An exotic gown worn by Dorothy Theomin provides a window into a privileged world, writes Moira White.
Margery Blackman, QSM, worked with the textile collections at Tūhura Otago Museum as a volunteer for years, but we were not the only organisation to which she generously contributed her time and expertise.
Margery’s enduring interest in Dorothy Theomin was the main motivation behind her purchase at a local auction of one of the garments on display in Otago Museum’s exhibition, "It’s all in the making". It’s an embroidered, dark blue silk aba - a tunic-shaped dress - with shisha work, from the Kutch area of Gujurat, India.
Margery’s research located an April 1919 report in the Otago Witness of a fancy dress dance at All Saints Church hall in Cumberland St, where Dorothy Theomin was described as wearing a "handsome Eastern costume in lovely blues and reds, and turban headdress". We think Dorothy also lent it to her sister-in-law to wear on at least one occasion.
In shisha work, dresses, caps, and even footwear are decorated with small pieces of reflective material which are most often attached using a mixture of straight and/or blanket stitches. The technique is believed to have originated in India but by the late 19th century had spread to Afghanistan, China, Indonesia and Iran.
Wall and door hangings were also decorated in this way. Older examples use mica (a shiny silicate mineral that splits easily into very thin sheets) for the reflective elements but later, tin, silver, thin coins or glass were used as well and nowadays, some shiny plastics, too.
In her early years of climbing she wore a short skirt, puttees and hob-nailed boots. We know a little about her outfits at various public events through reports in the local press, and dress historian, Dr Jane Malthus, documented some examples in a 2010 paper.
At her coming-out ball, held at Olveston in 1907, for example, Dorothy wore "a very handsome white chiffon dress over rich glace silk", the bodice of which was trimmed with satin bands and worn with a satin belt.
At a Thursday afternoon "at home" in 1911 she wore navy blue serge and a cerise hat with wings. At a 1931 wedding she wore "a frock of brown floral crepe de chine with a beige vestee, [and] wide-brimmed brown hat"; and she wore a black tailored suit and black hat to the Wingatui Spring Meeting races in 1934; and a beaver coat and light grey hat to the Dunedin Jockey Club’s race meeting in 1936.
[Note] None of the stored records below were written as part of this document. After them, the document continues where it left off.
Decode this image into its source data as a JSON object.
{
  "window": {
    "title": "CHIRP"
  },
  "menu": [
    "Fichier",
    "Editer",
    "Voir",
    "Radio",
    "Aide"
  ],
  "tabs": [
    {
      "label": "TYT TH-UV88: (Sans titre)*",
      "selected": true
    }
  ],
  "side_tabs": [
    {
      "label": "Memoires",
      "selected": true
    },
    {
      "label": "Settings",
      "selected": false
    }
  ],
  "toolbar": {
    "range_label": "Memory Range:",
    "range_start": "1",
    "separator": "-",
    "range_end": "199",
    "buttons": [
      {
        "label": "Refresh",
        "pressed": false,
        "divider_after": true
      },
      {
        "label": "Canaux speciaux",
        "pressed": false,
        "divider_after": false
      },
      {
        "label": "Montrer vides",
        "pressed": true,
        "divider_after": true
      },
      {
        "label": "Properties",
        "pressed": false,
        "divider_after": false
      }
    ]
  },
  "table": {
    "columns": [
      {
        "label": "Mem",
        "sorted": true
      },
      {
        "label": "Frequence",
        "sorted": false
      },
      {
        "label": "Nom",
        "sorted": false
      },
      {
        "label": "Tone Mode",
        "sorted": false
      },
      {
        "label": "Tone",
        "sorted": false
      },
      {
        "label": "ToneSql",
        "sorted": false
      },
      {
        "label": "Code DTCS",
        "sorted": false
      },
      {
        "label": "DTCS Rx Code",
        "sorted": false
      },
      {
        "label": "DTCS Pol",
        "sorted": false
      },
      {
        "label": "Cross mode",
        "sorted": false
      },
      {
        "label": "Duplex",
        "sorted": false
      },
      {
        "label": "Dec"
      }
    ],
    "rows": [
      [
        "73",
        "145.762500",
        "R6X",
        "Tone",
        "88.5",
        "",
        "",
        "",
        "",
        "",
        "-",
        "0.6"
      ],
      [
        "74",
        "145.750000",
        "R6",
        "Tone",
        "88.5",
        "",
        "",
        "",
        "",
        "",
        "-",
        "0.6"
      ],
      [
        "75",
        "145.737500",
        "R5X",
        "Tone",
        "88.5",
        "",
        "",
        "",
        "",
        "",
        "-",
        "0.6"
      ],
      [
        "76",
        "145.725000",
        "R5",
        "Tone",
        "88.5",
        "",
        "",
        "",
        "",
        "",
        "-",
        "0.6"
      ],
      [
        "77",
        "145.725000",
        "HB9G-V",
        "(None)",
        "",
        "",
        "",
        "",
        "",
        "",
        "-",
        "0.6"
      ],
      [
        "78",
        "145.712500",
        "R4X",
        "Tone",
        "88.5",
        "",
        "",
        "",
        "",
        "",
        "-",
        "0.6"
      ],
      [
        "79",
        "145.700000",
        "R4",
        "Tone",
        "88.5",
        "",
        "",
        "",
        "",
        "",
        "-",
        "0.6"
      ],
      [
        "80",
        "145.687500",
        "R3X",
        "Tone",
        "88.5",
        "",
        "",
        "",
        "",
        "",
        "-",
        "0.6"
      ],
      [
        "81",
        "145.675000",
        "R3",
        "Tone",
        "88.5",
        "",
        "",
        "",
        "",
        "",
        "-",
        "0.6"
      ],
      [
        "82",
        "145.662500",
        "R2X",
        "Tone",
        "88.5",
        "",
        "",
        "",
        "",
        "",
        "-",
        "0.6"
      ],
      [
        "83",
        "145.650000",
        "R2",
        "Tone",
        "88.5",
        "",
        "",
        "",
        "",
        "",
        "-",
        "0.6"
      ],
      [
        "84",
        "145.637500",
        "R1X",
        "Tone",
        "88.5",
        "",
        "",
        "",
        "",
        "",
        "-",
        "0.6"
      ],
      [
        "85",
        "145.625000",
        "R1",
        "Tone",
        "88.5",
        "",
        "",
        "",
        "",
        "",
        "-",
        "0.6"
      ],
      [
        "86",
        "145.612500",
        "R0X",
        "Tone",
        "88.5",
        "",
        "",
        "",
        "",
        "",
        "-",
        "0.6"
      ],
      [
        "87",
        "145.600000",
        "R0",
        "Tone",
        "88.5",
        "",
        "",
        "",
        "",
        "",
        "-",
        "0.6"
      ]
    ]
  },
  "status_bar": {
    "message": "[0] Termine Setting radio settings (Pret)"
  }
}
The more colourful and flamboyant silk aba and pantaloons were worn as a dress-up costume but it was not, as many fancy dress costumes are, an ingenious instance of artistic imagination. It was a real example of the clothing worn somewhere else in the world.
I can think of three very different examples of fancy dress in our collection that would each in their own way have effected the wearer’s transformation into another time, place or entity. We have a muslin and crepe paper skirt, cape and hat "Rainbow" costume; an adult-sized brown fur-fabric bear costume with papier-mache head; and an imitation 18th century dress, worn as fancy dress by a young girl in the 19th century.
I would love to know how Dorothy Theomin felt wearing the Gujurat garments. Was she transported for an evening to a strikingly different, warmer world or, more mundanely, safe in the knowledge that she had met the requirements for participation in the dance?
Dorothy Theomin was a founding member of the Association of Friends of the Otago Museum, and Margery served as a patron of that association for many years.
Margery’s thoughtful choice to share her textile collection, including this aba, with her Dunedin community and fellow textile enthusiasts, links us to her, Ms Theomin, and a small part of the varied and wonderful textile traditions in India.